Intermediate
Experiment Tracking
Log metrics, hyperparameters, images, tables, and custom media. Build interactive dashboards and compare experiments side-by-side.
Logging Metrics
Python — wandb.log() basics
import wandb
wandb.init(project="tracking-demo")
for step in range(1000):
# Log scalar metrics
wandb.log({
"train/loss": compute_loss(train_data),
"train/accuracy": compute_accuracy(train_data),
"val/loss": compute_loss(val_data),
"val/accuracy": compute_accuracy(val_data),
"learning_rate": scheduler.get_last_lr()[0],
})
# Log summary metrics (final values)
wandb.summary["best_accuracy"] = best_accuracy
wandb.summary["total_params"] = count_params(model)
Logging Images and Media
Python — Logging images, plots, and media
import wandb
import matplotlib.pyplot as plt
import numpy as np
# Log images
images = [wandb.Image(img, caption=f"Sample {i}")
for i, img in enumerate(sample_images[:8])]
wandb.log({"predictions": images})
# Log matplotlib plots
fig, ax = plt.subplots()
ax.plot(history['loss'])
ax.set_title("Training Loss")
wandb.log({"loss_plot": wandb.Image(fig)})
plt.close()
# Log confusion matrix
wandb.log({"confusion_matrix": wandb.plot.confusion_matrix(
y_true=y_test, preds=y_pred,
class_names=class_names
)})
# Log audio
wandb.log({"audio_sample": wandb.Audio(
audio_array, sample_rate=16000, caption="Prediction"
)})
# Log 3D point clouds
wandb.log({"point_cloud": wandb.Object3D(points)})
W&B Tables
Python — Interactive data tables
# Create a table for detailed analysis
table = wandb.Table(columns=["image", "prediction", "actual", "confidence"])

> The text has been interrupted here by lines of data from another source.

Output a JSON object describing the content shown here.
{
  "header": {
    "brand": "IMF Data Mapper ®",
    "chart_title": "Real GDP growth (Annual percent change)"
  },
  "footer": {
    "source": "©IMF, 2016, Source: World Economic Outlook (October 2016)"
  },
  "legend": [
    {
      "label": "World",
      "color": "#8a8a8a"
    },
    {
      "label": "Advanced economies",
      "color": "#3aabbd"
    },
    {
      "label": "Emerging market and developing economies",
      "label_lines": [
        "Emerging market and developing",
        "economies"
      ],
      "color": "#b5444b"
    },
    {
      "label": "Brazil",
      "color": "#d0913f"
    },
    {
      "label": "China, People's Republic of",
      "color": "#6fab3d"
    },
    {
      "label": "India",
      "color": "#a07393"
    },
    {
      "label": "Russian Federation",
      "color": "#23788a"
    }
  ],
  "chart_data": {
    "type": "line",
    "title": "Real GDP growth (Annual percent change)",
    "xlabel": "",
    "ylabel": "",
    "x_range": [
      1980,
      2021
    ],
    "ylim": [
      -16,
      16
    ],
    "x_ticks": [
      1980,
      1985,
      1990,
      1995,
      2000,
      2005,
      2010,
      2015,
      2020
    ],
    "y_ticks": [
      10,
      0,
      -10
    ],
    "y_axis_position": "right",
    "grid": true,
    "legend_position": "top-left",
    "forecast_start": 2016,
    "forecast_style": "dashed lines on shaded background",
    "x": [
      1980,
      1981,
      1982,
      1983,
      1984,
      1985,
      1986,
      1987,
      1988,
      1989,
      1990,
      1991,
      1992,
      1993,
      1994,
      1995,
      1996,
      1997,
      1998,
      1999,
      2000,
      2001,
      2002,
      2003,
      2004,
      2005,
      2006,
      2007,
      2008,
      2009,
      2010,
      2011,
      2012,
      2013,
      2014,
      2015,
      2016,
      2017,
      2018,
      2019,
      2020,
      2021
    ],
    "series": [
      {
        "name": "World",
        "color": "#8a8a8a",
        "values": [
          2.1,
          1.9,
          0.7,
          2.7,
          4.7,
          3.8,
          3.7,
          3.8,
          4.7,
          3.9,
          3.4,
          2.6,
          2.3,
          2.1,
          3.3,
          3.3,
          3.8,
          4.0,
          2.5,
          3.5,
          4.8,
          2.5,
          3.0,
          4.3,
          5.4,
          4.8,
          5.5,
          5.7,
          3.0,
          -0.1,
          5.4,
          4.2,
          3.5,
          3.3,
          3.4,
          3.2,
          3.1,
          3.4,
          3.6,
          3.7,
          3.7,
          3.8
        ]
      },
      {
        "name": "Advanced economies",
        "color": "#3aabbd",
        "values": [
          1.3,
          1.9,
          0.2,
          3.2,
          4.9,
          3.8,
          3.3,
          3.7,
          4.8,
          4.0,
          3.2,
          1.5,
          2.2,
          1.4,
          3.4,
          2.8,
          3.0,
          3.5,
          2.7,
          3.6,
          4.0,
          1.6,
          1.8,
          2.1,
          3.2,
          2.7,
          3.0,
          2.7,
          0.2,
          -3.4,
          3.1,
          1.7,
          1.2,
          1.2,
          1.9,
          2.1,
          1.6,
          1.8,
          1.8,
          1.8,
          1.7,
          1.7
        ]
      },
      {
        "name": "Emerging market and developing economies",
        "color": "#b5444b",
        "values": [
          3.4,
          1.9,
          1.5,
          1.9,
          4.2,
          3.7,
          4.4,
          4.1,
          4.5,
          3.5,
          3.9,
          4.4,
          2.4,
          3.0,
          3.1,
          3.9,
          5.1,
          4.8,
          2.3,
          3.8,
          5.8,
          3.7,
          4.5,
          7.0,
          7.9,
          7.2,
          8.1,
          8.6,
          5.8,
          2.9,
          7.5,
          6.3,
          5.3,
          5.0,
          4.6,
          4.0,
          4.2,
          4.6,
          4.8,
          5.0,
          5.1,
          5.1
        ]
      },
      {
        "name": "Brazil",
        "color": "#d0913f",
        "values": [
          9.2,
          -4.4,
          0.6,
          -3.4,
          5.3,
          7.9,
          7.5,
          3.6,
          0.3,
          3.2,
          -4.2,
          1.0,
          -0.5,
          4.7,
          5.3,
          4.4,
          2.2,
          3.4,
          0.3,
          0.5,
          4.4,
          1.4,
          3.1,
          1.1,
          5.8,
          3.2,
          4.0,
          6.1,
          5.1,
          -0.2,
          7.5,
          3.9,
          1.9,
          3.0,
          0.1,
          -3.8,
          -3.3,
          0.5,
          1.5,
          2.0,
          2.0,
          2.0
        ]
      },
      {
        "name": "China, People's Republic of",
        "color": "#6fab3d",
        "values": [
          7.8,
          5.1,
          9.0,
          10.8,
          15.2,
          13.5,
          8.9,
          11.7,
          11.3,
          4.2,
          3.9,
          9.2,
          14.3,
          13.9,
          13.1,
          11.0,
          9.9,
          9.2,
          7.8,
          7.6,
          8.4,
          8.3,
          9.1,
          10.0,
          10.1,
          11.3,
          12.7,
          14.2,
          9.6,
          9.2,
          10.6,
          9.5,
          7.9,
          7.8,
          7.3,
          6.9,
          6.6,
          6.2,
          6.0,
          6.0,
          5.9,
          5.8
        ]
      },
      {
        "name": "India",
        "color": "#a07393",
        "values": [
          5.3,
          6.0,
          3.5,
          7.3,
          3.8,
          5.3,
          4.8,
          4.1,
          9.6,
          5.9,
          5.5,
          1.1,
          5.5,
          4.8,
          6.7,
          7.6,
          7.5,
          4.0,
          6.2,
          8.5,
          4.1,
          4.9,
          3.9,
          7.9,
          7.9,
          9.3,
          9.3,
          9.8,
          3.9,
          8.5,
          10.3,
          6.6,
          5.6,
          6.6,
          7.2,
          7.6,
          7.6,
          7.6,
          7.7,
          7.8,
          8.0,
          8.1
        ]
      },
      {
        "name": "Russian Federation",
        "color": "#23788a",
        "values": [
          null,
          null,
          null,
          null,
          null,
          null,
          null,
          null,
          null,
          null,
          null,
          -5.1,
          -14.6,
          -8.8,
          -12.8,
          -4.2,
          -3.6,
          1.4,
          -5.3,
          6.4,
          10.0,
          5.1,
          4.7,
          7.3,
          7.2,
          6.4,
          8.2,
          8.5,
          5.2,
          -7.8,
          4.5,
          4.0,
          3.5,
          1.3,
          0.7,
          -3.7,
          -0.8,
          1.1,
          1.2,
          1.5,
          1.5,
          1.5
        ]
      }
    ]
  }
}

for img, pred, actual, conf in zip(images, preds, actuals, confidences):
table.add_data(
wandb.Image(img),
class_names[pred],
class_names[actual],
conf
)
wandb.log({"predictions_table": table})
# Log a pandas DataFrame as a table
import pandas as pd
df = pd.DataFrame(results)
wandb.log({"results": wandb.Table(dataframe=df)})
Framework Integrations
Python — PyTorch integration
import wandb
wandb.init(project="pytorch-demo")
# Watch model gradients and parameters
wandb.watch(model, log="all", log_freq=100)
# Training loop
for epoch in range(epochs):
for batch in dataloader:
loss = train_step(model, batch)
wandb.log({"loss": loss})
# Log the final model
torch.save(model.state_dict(), "model.pt")
wandb.save("model.pt")
Python — scikit-learn integration
from sklearn.ensemble import RandomForestClassifier
import wandb
wandb.init(project="sklearn-demo")
# Log sklearn model params automatically
model = RandomForestClassifier(n_estimators=100, max_depth=10)
wandb.config.update(model.get_params())
model.fit(X_train, y_train)
accuracy = model.score(X_test, y_test)
wandb.log({"accuracy": accuracy})
# Log ROC curve
wandb.log({"roc": wandb.plot.roc_curve(y_test, model.predict_proba(X_test))})
Custom Dashboards
W&B dashboards update in real time and support:
- Line charts: Track metrics over time with smoothing and grouping.
- Scatter plots: Compare hyperparameters vs. metrics across runs.
- Parallel coordinates: Visualize the relationship between many hyperparameters and performance.
- Bar charts: Compare final metrics across runs.
- Tables: Interactive filtering and sorting of run data.
Organize with metric prefixes: Use prefixes like
train/, val/, test/ in metric names. W&B automatically groups them in the dashboard, making it easy to compare training vs. validation performance.